銅急落で銀行にもリスク

 中国の2月の人民元建て新規融資額は、前月の1兆3000億元から半減の6445億元となった。春節(旧正月)の影響もあるが、シャドーバンキングに神経を尖らせている政府・当局の融資抑制策強化が背景にある可能性は高い。「引き締めで真っ先に絞られるのは投機目的の資金。今回の下落は、一言で言えばクレジットクランチ(信用収縮)の影響だ」。マーケット・リスク・アドバイザリーの新村直弘代表取締役はそう指摘する。

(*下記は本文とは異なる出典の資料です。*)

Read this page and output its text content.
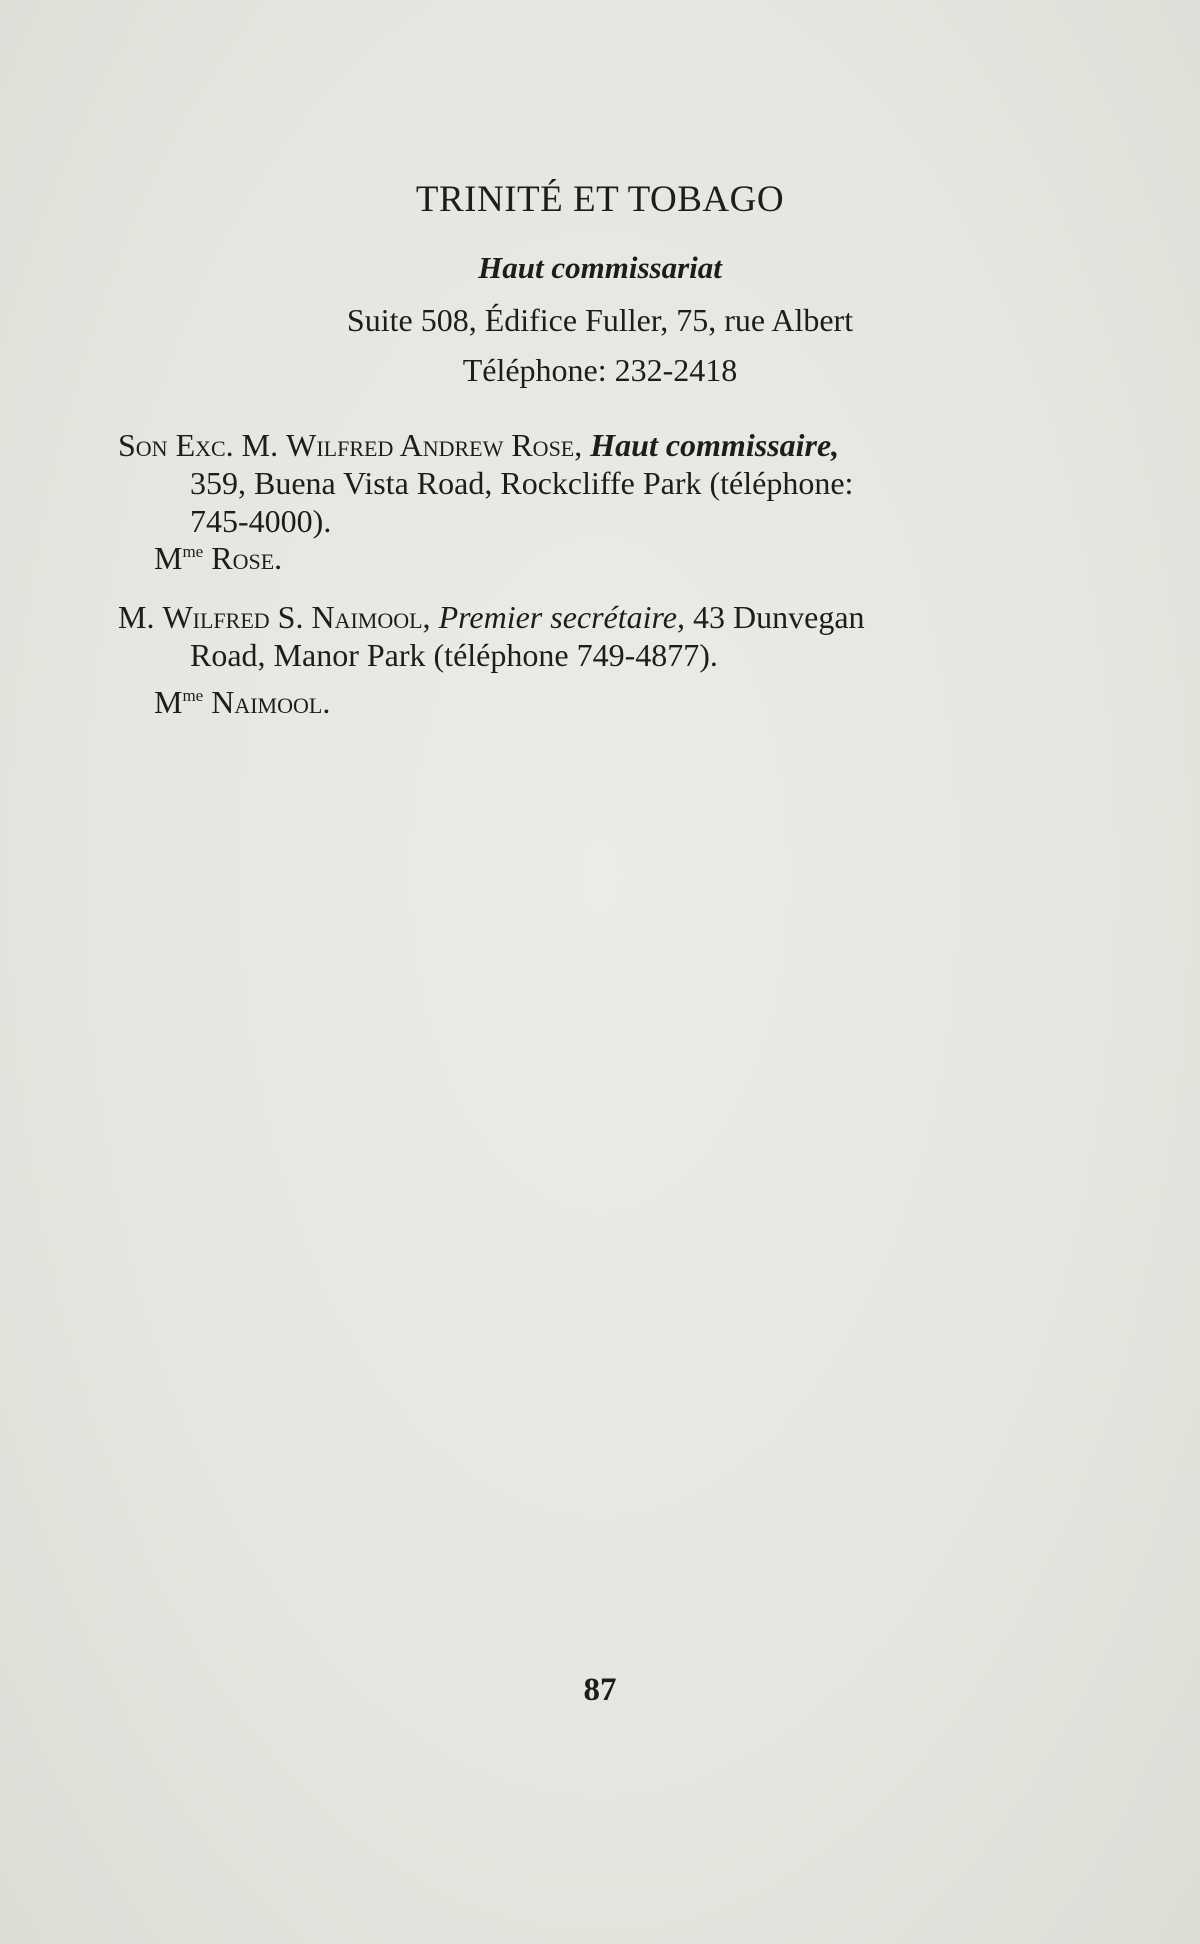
TRINITÉ ET TOBAGO
Haut commissariat
Suite 508, Édifice Fuller, 75, rue Albert
Téléphone: 232-2418
Son Exc. M. Wilfred Andrew Rose, Haut commissaire,
359, Buena Vista Road, Rockcliffe Park (téléphone:
745-4000).
$M^{me}$ Rose.
M. Wilfred S. Naimool, Premier secrétaire, 43 Dunvegan
Road, Manor Park (téléphone 749-4877).
$M^{me}$ Naimool.
87
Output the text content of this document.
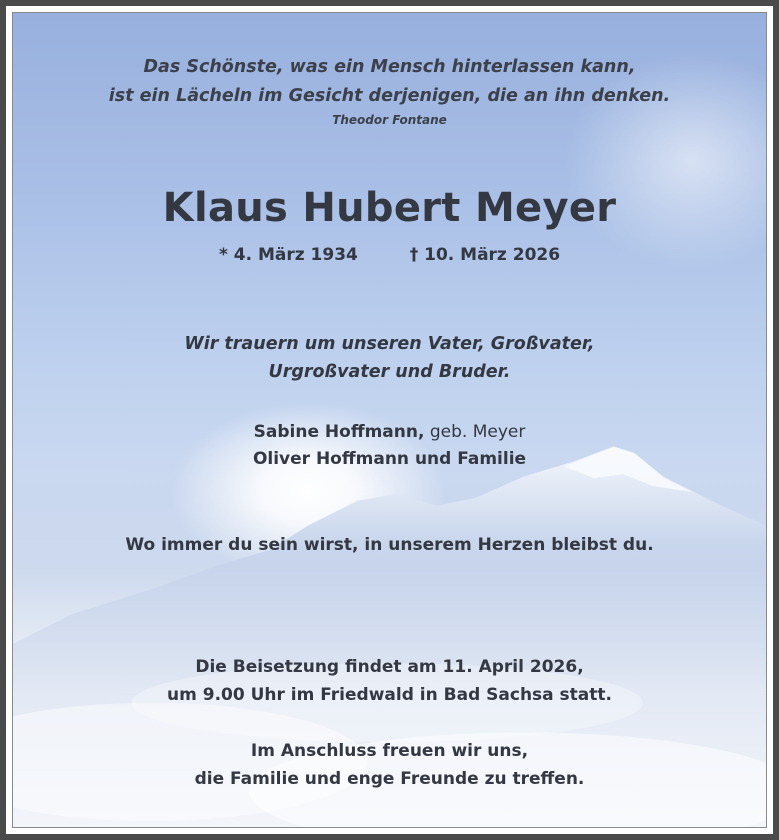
Das Schönste, was ein Mensch hinterlassen kann,
ist ein Lächeln im Gesicht derjenigen, die an ihn denken.
Theodor Fontane
Klaus Hubert Meyer
* 4. März 1934	† 10. März 2026
Wir trauern um unseren Vater, Großvater,
Urgroßvater und Bruder.
Sabine Hoffmann, geb. Meyer
Oliver Hoffmann und Familie
Wo immer du sein wirst, in unserem Herzen bleibst du.
Die Beisetzung findet am 11. April 2026,
um 9.00 Uhr im Friedwald in Bad Sachsa statt.
Im Anschluss freuen wir uns,
die Familie und enge Freunde zu treffen.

 銅の投機の実態は不明な部分が多いが、本来の実需家だけでなく、さまざまな企業が財テクとして行っているもようだ。「運用商品がデフォルトしたりすれば、銅を担保にしている銀行にまで、混乱が広がりかねない状況」(大越龍文・野村證券シニアエコノミスト)だ。

 3月5~13日に開催された全国人民代表大会(日本の国会に相当)では、経済成長率7.5%の目標が打ち出された。過剰生産能力の淘汰や投資に頼った成長からの脱却といった構造改革を進めつつも、急減速は避けたいという政府の意図が見える。また、理財商品や社債のデフォルト懸念についても、中国の金融システム全体を揺るがすような事態になれば、政府が救済措置を取るというのが、多くの専門家の見方だ。足元の中国経済に対する市場の不安は、やや過剰反応の面がある。

 ただ、リスクが高まっているのは間違いない。はたして中国は、経済成長と構造改革の二兎を追うことができるのか。銅価格の急落がその難しさを示している。